Nurses say US hospitals have no Ebola protocol in place

The National Nurses United, America's largest nurses' union, recently surveyed more than 700 of its members from across the US. They found that the overwhelming majority of nurses in this sample reported that they are ill-equipped for Ebola.

Like the nurses in Dallas, they have not received hands-on training in how to don and doff protective gear and deal with an Ebola patient, should one turn up. Eighty percent of their hospitals don't have Ebola protocols in place, and a third of respondents said they don't have the CDC-recommended supplies (eye goggles, fluid-resistant gowns) necessary to treat an Ebola patient safely.

Nurses are concerned because they are the ones who work on the front line of health care, giving patients fluids, mopping up their vomit, changing their sweat-drenched bedsheets. They're also the ones who will be dealing hands-on with potential Ebola patients, said Deborah Burger, a nurse in Santa Rosa, California and president of the association.

At Burger's clinic, medical staff were only pointed to videos and guidelines from the CDC, relying on workers to teach themselves how to handle an incurable virus. But, as Vox's Sarah Kliff showed, these guidelines involve dozens of complicated steps that aren't exactly easy to follow. And experts say Ebola preparation requires rehearsal and interactive training.

Another nurse, Diane McClure, told Vox that the botched handling of a suspected Ebola patient at her hospital (Kaiser Permanente South Sacramento) in mid-August still hasn't resulted in any hands-on training. "We were not prepared," McClure said, "and we still are not prepared."

"When you look at what happened in Dallas," Burger said, "it wasn't because of the nurses' breach in protocol. It was because the employer at that hospital who said they were ready for a potential Ebola patient did not have the proper equipment available for the nurses or the protocols in place."

While health officials are still investigating exactly how the Dallas nurses got sick, it's clear more could have been done to protect them.
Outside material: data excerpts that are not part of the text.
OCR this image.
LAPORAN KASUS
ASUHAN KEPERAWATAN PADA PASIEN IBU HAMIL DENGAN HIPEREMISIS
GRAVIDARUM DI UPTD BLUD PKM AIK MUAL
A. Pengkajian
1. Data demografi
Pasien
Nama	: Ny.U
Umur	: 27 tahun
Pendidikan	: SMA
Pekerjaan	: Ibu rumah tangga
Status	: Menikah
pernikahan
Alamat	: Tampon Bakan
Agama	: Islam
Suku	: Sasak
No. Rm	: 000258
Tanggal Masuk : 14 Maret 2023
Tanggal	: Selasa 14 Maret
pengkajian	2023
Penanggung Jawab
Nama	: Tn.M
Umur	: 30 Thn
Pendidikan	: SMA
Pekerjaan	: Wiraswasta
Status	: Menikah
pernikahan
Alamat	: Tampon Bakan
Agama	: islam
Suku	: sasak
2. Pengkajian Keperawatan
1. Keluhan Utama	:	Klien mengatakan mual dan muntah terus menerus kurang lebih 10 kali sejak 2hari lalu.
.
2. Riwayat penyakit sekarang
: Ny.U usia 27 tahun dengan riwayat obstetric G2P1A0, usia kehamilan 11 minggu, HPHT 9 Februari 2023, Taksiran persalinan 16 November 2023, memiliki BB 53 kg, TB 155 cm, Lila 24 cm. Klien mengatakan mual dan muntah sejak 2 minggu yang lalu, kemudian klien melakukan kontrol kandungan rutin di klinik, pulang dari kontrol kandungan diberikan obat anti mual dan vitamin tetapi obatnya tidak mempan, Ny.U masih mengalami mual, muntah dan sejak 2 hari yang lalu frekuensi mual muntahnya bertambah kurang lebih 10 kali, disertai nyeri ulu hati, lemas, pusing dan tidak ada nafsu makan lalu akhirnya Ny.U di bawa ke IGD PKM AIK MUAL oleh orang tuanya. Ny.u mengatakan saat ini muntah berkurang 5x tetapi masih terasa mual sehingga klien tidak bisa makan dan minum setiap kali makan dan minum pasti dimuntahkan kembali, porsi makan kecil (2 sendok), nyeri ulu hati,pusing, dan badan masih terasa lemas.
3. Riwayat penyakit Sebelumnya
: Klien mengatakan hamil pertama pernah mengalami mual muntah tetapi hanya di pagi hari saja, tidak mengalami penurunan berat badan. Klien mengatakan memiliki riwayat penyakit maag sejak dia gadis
Their infections were avoidable, and future infections of health workers will be inexcusable.

The CDC urges health workers to "think Ebola"
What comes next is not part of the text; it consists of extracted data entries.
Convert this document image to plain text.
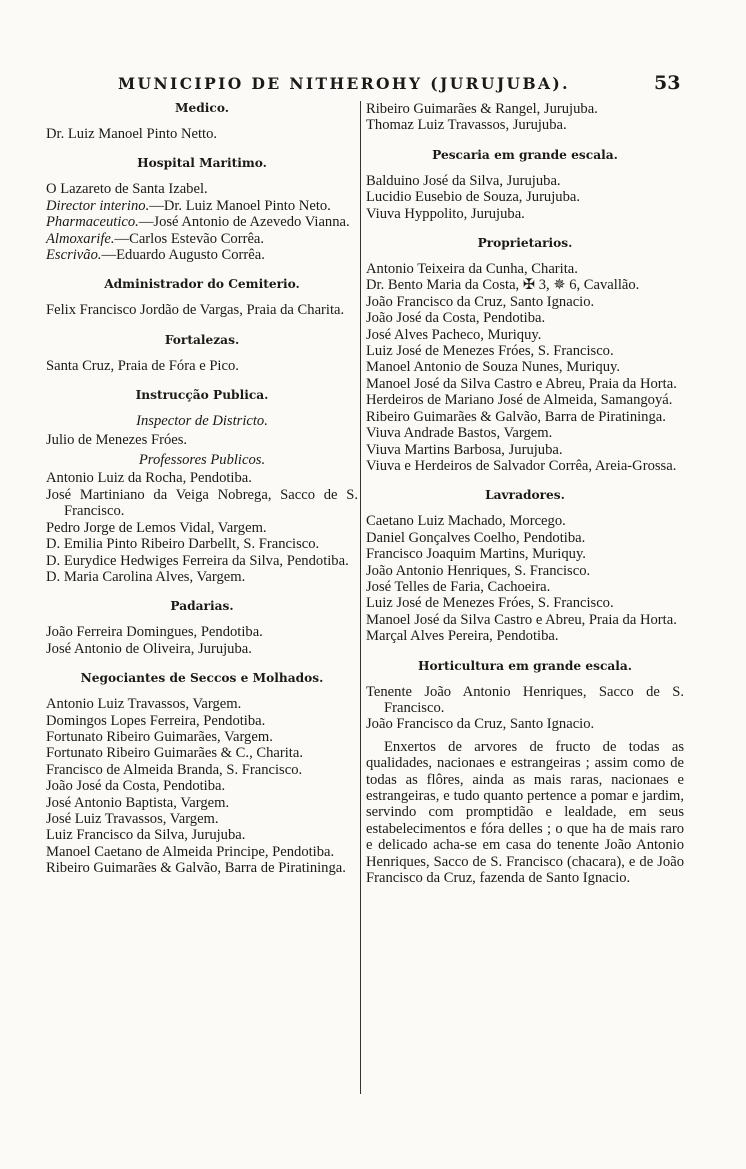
MUNICIPIO DE NITHEROHY (JURUJUBA).	53
Medico.
Dr. Luiz Manoel Pinto Netto.
Hospital Maritimo.
O Lazareto de Santa Izabel.
Director interino.—Dr. Luiz Manoel Pinto Neto.
Pharmaceutico.—José Antonio de Azevedo Vianna.
Almoxarife.—Carlos Estevão Corrêa.
Escrivão.—Eduardo Augusto Corrêa.
Administrador do Cemiterio.
Felix Francisco Jordão de Vargas, Praia da Charita.
Fortalezas.
Santa Cruz, Praia de Fóra e Pico.
Instrucção Publica.
Inspector de Districto.
Julio de Menezes Fróes.
Professores Publicos.
Antonio Luiz da Rocha, Pendotiba.
José Martiniano da Veiga Nobrega, Sacco de S. Francisco.
Pedro Jorge de Lemos Vidal, Vargem.
D. Emilia Pinto Ribeiro Darbellt, S. Francisco.
D. Eurydice Hedwiges Ferreira da Silva, Pendotiba.
D. Maria Carolina Alves, Vargem.
Padarias.
João Ferreira Domingues, Pendotiba.
José Antonio de Oliveira, Jurujuba.
Negociantes de Seccos e Molhados.
Antonio Luiz Travassos, Vargem.
Domingos Lopes Ferreira, Pendotiba.
Fortunato Ribeiro Guimarães, Vargem.
Fortunato Ribeiro Guimarães & C., Charita.
Francisco de Almeida Branda, S. Francisco.
João José da Costa, Pendotiba.
José Antonio Baptista, Vargem.
José Luiz Travassos, Vargem.
Luiz Francisco da Silva, Jurujuba.
Manoel Caetano de Almeida Principe, Pendotiba.
Ribeiro Guimarães & Galvão, Barra de Piratininga.
Ribeiro Guimarães & Rangel, Jurujuba.
Thomaz Luiz Travassos, Jurujuba.
Pescaria em grande escala.
Balduino José da Silva, Jurujuba.
Lucidio Eusebio de Souza, Jurujuba.
Viuva Hyppolito, Jurujuba.
Proprietarios.
Antonio Teixeira da Cunha, Charita.
Dr. Bento Maria da Costa, ✠ 3, ✵ 6, Cavallão.
João Francisco da Cruz, Santo Ignacio.
João José da Costa, Pendotiba.
José Alves Pacheco, Muriquy.
Luiz José de Menezes Fróes, S. Francisco.
Manoel Antonio de Souza Nunes, Muriquy.
Manoel José da Silva Castro e Abreu, Praia da Horta.
Herdeiros de Mariano José de Almeida, Samangoyá.
Ribeiro Guimarães & Galvão, Barra de Piratininga.
Viuva Andrade Bastos, Vargem.
Viuva Martins Barbosa, Jurujuba.
Viuva e Herdeiros de Salvador Corrêa, Areia-Grossa.
Lavradores.
Caetano Luiz Machado, Morcego.
Daniel Gonçalves Coelho, Pendotiba.
Francisco Joaquim Martins, Muriquy.
João Antonio Henriques, S. Francisco.
José Telles de Faria, Cachoeira.
Luiz José de Menezes Fróes, S. Francisco.
Manoel José da Silva Castro e Abreu, Praia da Horta.
Marçal Alves Pereira, Pendotiba.
Horticultura em grande escala.
Tenente João Antonio Henriques, Sacco de S. Francisco.
João Francisco da Cruz, Santo Ignacio.
Enxertos de arvores de fructo de todas as qualidades, nacionaes e estrangeiras ; assim como de todas as flôres, ainda as mais raras, nacionaes e estrangeiras, e tudo quanto pertence a pomar e jardim, servindo com promptidão e lealdade, em seus estabelecimentos e fóra delles ; o que ha de mais raro e delicado acha-se em casa do tenente João Antonio Henriques, Sacco de S. Francisco (chacara), e de João Francisco da Cruz, fazenda de Santo Ignacio.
We can say "hindsight is 20/20" and that Texas Presbyterian is the test case. We can view the mistakes in Dallas as a learning experience at a hospital with no prior Ebola experience — albeit one that might have cost several lives.
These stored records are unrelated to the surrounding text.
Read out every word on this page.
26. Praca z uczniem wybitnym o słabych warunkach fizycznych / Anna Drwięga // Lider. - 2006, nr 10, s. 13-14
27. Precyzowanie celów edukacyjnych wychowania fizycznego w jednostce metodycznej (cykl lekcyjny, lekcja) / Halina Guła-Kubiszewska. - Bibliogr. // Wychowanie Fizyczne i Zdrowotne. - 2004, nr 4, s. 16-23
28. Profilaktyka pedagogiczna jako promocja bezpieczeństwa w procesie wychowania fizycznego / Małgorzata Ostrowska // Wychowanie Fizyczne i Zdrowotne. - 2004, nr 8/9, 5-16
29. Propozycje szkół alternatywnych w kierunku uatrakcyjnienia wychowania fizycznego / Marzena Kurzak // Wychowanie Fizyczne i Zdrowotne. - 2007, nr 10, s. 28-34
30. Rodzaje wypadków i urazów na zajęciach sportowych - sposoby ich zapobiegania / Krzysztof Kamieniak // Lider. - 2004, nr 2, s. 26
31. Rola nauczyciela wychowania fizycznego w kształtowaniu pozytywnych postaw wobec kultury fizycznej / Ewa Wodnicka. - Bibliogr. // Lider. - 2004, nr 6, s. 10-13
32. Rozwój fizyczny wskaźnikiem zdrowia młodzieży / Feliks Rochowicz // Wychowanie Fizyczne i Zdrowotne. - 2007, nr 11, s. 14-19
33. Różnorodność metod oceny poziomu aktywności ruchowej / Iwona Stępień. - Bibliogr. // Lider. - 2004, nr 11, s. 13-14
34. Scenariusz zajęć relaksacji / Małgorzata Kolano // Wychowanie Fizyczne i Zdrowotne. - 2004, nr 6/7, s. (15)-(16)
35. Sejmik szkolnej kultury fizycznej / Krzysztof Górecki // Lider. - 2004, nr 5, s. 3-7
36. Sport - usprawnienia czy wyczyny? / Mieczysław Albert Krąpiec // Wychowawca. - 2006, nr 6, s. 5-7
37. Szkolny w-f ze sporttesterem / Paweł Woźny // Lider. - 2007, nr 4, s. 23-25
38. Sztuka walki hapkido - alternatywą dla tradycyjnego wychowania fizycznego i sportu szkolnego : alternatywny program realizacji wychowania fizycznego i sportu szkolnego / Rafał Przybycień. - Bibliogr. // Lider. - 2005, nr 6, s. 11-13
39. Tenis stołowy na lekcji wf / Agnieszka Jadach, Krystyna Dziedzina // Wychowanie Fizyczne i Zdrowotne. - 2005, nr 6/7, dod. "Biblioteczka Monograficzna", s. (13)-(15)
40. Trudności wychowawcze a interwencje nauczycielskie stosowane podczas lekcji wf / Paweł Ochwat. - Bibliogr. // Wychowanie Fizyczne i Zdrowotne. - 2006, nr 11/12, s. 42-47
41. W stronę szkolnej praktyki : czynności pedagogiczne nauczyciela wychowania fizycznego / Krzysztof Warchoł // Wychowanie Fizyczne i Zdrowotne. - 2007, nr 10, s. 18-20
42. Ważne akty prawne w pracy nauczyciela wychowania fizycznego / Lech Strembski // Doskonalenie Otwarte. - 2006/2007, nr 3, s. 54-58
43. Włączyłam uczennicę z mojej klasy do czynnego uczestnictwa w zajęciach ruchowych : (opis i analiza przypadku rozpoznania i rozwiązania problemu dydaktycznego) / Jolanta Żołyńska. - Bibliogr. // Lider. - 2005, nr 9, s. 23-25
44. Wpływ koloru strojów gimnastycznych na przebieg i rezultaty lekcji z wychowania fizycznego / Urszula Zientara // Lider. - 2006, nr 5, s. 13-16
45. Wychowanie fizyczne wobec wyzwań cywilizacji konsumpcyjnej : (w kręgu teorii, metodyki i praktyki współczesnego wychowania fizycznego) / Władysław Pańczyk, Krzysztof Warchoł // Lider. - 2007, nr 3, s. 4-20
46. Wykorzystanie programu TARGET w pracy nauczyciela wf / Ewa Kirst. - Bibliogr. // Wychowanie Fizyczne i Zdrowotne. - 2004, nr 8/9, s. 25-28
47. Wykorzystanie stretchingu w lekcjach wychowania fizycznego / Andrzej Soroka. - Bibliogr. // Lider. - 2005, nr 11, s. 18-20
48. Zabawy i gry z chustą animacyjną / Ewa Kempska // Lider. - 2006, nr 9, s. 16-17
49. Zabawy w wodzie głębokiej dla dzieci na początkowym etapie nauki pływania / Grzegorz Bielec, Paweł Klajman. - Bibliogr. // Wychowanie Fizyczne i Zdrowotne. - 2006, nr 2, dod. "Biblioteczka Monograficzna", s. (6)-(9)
But we need to make sure that the Dallas lesson is learned by clinics and hospitals across the US. Now.

In its guidance to hospitals, the CDC recommends, among other things, isolating suspected Ebola patients, and making sure health workers have access to impermeable gowns, face masks, neck hoods, shoe and leg coverings, and eye goggles.

The agency can't enforce these guidelines, so it's up to hospitals to get in shape for a potential case. And, as American tropical medicine expert Mark Kortepeter wrote in the Annals of Internal Medicine, doing so won't be easy. To get a sense of what Ebola preparedness means, check out his detailed list:

"Every piece of the care continuum must be well-choreographed with significant attention to detail. At a minimum, preparations must be made for patient entry and movement pathways, optimal patient location and access control, safe donning and doffing of personal protective equipment (PPE), handling and testing of laboratory specimens, disposal of significant volumes of waste, safe and unexpected cleanup of spills and bodily waste, and minimizing use of sharps. Donning and doffing of PPE need to be regimented and monitored, with plans in place for peer policing. Lapses inevitably occur in infection control routines in conventional medical settings, but once a patient enters the facility, there is no margin for error. Significant risk for infection control errors occurs especially during doffing of potentially contaminated PPE."

At the Ebola Congressional hearing, CDC director Tom Frieden put it more simply. He said health professionals need to "think Ebola" from here on out. Take a travel history, he urged, and "any time a patient is suspected, isolate them."

Dallas didn't do that. But again, Dallas was the first. When more Ebola patients unexpectedly turn up here, hospitals need to be ready — not only to care for their patients but also to protect their staff.